The Federal Deposit Insurance Corporation (FDIC) issued a Financial Institution Letter (FIL-7-2025) that provides new guidance for FDIC-supervised institutions engaging or seeking to engage in crypto-related activities. The new guidance, which rescinds FIL-16-2022, clarifies that FDIC-supervised institutions may engage in permissible crypto-related activities without receiving prior FDIC approval.
„The guidance affirms that FDIC-supervised institutions may engage in permissible activities, including activities involving new and emerging technologies such as crypto-assets and digital assets, provided that they adequately manage the associated risks.” – according to the press release.

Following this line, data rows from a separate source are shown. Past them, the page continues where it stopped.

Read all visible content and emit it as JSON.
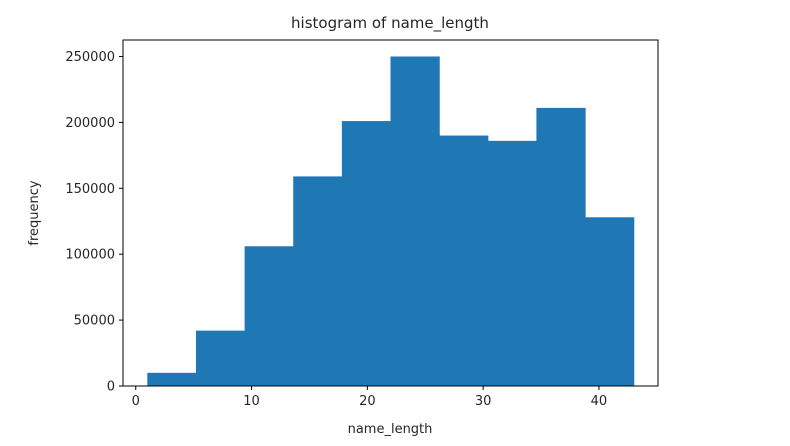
{
  "chart_data": {
    "type": "bar",
    "title": "histogram of name_length",
    "xlabel": "name_length",
    "ylabel": "frequency",
    "xlim": [
      -1.1,
      45.1
    ],
    "ylim": [
      0,
      262500
    ],
    "xticks": [
      0,
      10,
      20,
      30,
      40
    ],
    "yticks": [
      0,
      50000,
      100000,
      150000,
      200000,
      250000
    ],
    "bins": [
      {
        "x0": 1.0,
        "x1": 5.2,
        "value": 10000
      },
      {
        "x0": 5.2,
        "x1": 9.4,
        "value": 42000
      },
      {
        "x0": 9.4,
        "x1": 13.6,
        "value": 106000
      },
      {
        "x0": 13.6,
        "x1": 17.8,
        "value": 159000
      },
      {
        "x0": 17.8,
        "x1": 22.0,
        "value": 201000
      },
      {
        "x0": 22.0,
        "x1": 26.2,
        "value": 250000
      },
      {
        "x0": 26.2,
        "x1": 30.4,
        "value": 190000
      },
      {
        "x0": 30.4,
        "x1": 34.6,
        "value": 186000
      },
      {
        "x0": 34.6,
        "x1": 38.8,
        "value": 211000
      },
      {
        "x0": 38.8,
        "x1": 43.0,
        "value": 128000
      }
    ],
    "bar_color": "#1f77b4",
    "grid": false,
    "legend": "none"
  }
}
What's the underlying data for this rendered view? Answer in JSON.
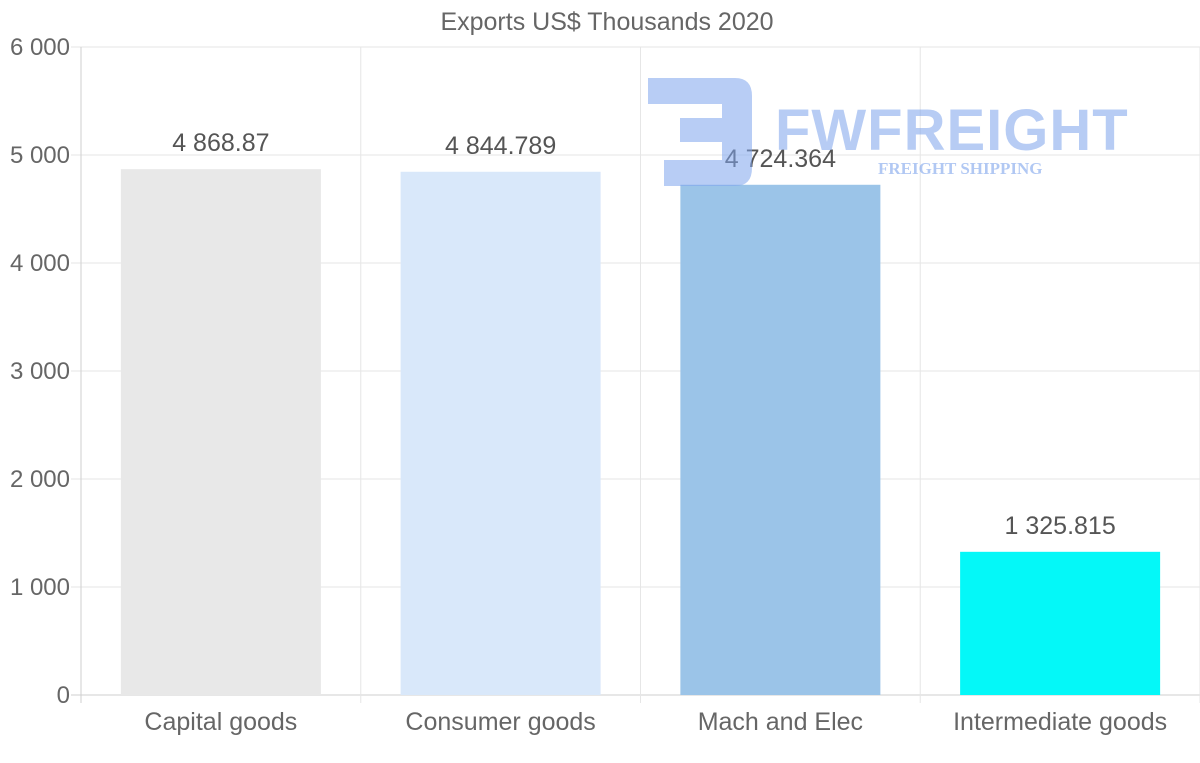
{
  "chart_data": {
    "type": "bar",
    "title": "Exports US$ Thousands 2020",
    "categories": [
      "Capital goods",
      "Consumer goods",
      "Mach and Elec",
      "Intermediate goods"
    ],
    "values": [
      4868.87,
      4844.789,
      4724.364,
      1325.815
    ],
    "value_labels": [
      "4 868.87",
      "4 844.789",
      "4 724.364",
      "1 325.815"
    ],
    "colors": [
      "#e8e8e8",
      "#d9e8fa",
      "#9bc4e8",
      "#04f8f8"
    ],
    "xlabel": "",
    "ylabel": "",
    "ylim": [
      0,
      6000
    ],
    "yticks": [
      0,
      1000,
      2000,
      3000,
      4000,
      5000,
      6000
    ],
    "ytick_labels": [
      "0",
      "1 000",
      "2 000",
      "3 000",
      "4 000",
      "5 000",
      "6 000"
    ],
    "grid": true
  },
  "watermark": {
    "brand": "FWFREIGHT",
    "tagline": "FREIGHT SHIPPING",
    "icon": "fw-logo-icon",
    "color": "#7ea4ec"
  }
}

“With today’s action, the FDIC is turning the page on the flawed approach of the past three years,” said FDIC Acting Chairman Travis Hill. “I expect this to be one of several steps the FDIC will take to lay out a new approach for how banks can engage in crypto- and blockchain-related activities in accordance with safety and soundness standards.”
The FDIC will continue to engage with the President’s Working Group on Digital Asset Markets and expects to issue further guidance in the future to provide additional clarity regarding banks’ engagement in particular crypto-related activities. The FDIC will also work with the other banking agencies to replace interagency documents related to crypto-assets with further guidance or regulations.
The decision is part of a wider relaxation of crypto rules under the Trump administration. Earlier this month, the Office of the Comptroller of the Currency made a similar announcement and last week, the CFTC withdrew its advisory on virtual currency derivative listings.